Please can you also post the 'Permission Groups' tabs from each of the connectors.

Thanks,

Alan.
uh.... never mind?!

I asked the spam filtering company for more info about the spam situation.  they sent me basic info (from / to info) from 1 user on 1 day, saying that person was sending lots of mail (not sure if that's their only rule of thumb for spam / not spam : )

I looked at some of those things in their sent folder... all looked legit.  And checked with the user - were you sending lots of mail that day. They said yes.

Based on the fact that we're not seeing lots of mail going out anymore, didn't see any big spike in things in the queue when the smtp connector was disabled and now that the smtp connector is restored and the filtering company says things are OK, I am attributing this to the filtering company being overzealous?!

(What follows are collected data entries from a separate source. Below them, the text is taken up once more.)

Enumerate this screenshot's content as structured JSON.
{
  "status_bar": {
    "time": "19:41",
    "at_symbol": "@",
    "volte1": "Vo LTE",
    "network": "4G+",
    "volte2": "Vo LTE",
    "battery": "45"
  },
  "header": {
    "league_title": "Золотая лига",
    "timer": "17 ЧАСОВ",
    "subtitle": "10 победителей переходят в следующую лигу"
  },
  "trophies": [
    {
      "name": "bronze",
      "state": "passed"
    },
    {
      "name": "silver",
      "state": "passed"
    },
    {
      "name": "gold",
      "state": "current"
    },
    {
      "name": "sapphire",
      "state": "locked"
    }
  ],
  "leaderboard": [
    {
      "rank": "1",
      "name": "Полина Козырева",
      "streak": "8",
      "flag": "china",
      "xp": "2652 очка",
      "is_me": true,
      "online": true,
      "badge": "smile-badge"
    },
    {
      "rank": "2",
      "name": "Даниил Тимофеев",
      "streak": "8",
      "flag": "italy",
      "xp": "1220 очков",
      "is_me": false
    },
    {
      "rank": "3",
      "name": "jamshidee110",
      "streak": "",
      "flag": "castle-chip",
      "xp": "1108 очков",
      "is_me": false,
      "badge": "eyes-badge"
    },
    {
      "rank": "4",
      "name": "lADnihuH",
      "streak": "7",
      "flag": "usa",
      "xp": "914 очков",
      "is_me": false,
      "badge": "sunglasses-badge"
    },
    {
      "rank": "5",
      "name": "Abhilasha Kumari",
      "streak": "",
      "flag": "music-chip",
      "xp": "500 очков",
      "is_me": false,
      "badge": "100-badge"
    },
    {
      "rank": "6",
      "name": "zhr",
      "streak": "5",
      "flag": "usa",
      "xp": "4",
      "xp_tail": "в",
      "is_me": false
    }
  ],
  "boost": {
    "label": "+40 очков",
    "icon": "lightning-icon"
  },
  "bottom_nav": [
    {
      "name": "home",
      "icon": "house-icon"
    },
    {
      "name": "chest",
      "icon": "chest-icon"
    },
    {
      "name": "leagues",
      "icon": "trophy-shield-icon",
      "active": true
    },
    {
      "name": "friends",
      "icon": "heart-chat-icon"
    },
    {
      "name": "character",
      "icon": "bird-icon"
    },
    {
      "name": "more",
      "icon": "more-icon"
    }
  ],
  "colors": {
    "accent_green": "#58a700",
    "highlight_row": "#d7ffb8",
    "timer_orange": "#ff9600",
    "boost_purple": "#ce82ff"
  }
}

We've had issues with this filtering / email hosting company before and their zealousness, where at 1 remote office that has dynamic IP, this filtering company wasn't accepting outgoing mail because it was coming from a location that has dynamic IP.  WTF?! So when people are traveling / at home / not paying for a static IP address, you won't accept mail from a validated account?  That was a while ago and I forget how that was resolved.  I don't think that location got a static IP address.  The filtering company realized it was a wrong strategy?

THANKS!
Usually, people who travel are supposed to connect back to their home server, authenticate and submit the message.